Luna Rossa had the favored port entry to the start box in the first race and used it well. Team New Zealand started at the pin end with Luna Rossa above it to windward as the boats crossed the line side by side.
The Italians took the Kiwis out to the left boundary in a drag race, edging ahead on the starboard tack just enough to tack on Team New Zealand’s lee bow. It was a risky move but pulled off superbly and it decided the race.
”It’s very, very hard because the situation can change in two or three seconds,” Luna Rossa co-helmsman Francesco Bruni said. “From being strong to being weak is a split of a second.

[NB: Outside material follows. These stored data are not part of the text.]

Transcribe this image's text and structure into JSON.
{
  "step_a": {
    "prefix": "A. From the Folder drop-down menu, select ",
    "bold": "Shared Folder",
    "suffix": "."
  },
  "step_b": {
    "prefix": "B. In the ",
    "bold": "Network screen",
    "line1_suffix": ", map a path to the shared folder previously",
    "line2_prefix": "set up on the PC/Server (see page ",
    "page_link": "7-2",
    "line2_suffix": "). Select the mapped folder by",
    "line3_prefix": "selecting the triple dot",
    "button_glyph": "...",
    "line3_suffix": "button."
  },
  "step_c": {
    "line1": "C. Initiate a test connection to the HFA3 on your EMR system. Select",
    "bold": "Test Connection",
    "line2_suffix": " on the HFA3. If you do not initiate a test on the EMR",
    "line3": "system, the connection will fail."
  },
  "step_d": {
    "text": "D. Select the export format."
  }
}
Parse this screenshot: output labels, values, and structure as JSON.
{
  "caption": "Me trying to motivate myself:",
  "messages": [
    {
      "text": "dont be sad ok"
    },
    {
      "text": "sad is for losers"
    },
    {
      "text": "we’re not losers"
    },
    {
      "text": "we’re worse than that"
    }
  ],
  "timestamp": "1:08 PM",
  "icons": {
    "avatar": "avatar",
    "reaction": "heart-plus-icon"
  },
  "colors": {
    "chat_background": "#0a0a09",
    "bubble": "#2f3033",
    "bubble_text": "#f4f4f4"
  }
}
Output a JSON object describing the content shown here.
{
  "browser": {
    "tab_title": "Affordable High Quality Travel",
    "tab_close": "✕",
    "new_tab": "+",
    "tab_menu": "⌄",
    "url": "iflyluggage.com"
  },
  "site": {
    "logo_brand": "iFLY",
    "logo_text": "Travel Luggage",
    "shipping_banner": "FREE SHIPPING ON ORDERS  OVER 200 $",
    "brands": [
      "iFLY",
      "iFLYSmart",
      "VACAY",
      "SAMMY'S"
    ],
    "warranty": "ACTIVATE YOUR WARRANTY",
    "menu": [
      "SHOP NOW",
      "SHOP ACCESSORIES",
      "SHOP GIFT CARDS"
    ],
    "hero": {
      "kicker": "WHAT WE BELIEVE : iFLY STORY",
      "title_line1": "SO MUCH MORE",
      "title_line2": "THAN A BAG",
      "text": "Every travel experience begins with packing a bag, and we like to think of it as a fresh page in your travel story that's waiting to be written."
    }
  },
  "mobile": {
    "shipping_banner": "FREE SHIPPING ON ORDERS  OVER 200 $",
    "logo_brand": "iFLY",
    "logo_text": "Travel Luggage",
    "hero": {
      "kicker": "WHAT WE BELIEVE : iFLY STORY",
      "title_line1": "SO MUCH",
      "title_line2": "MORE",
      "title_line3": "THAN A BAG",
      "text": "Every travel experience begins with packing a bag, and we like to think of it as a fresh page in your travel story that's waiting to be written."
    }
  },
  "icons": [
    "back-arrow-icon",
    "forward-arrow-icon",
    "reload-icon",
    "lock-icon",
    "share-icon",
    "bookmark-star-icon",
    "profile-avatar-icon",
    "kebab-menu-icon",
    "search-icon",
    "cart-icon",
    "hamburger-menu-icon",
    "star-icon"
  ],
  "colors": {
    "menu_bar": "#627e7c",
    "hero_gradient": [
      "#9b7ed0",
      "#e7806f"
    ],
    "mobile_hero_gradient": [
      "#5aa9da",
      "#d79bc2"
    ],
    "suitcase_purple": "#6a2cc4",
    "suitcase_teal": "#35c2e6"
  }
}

“If you hang in there and hang too much, then it’s a big loss.”
Luna Rossa won from the move and defended its lead superbly to round the first mark 10 seconds ahead. Though New Zealand looked quick downwind, the Italians extended their lead to 13 seconds at the second gate.
They then sailed a perfect second upwind leg to lead by 27 seconds at the third gate, putting the result beyond doubt. Team New Zealand gained on the next downwind but Luna Rossa stretched upwind to lead by 38 seconds at the final gate.
“I think we just sailed a clean race,” Bruni said. “We had our plan and we executed well at the start.”
New Zealand took advantage of the port entry in the second race to gain a stronger position before the start. Luna Rossa got too close to New Zealand’s race boat Te Rehutai in the pre-start tussle and New Zealand crossed the line faster.
Unable to live on New Zealand’s hip, Luna Rossa had to tack away. When the boats approached on the first tack, New Zealand still held the advantage and was able to tack on top of the Italians.
At the first gate, New Zealand led by only nine seconds and the boats split. New Zealand gained on the first downwind but Luna Rossa’s error came when it was slow to get a board down gybing near the mark and lost speed.
“That was a good race for us,” Team New Zealand flight manager Blair Tuke said. “We got off the start line just a little bit better than the race before and just managed to get the jump on them before the boundary.
“I think our boat was going really well even in the first race when we just couldn’t manage to get clear and get much fresh air. It means a lot when you don’t have the wind shadows and you’re free to look up the course and pick the shifts.”
Two more races are scheduled for Saturday and each ensuing day until a winner of the world’s oldest sporting trophy is determined.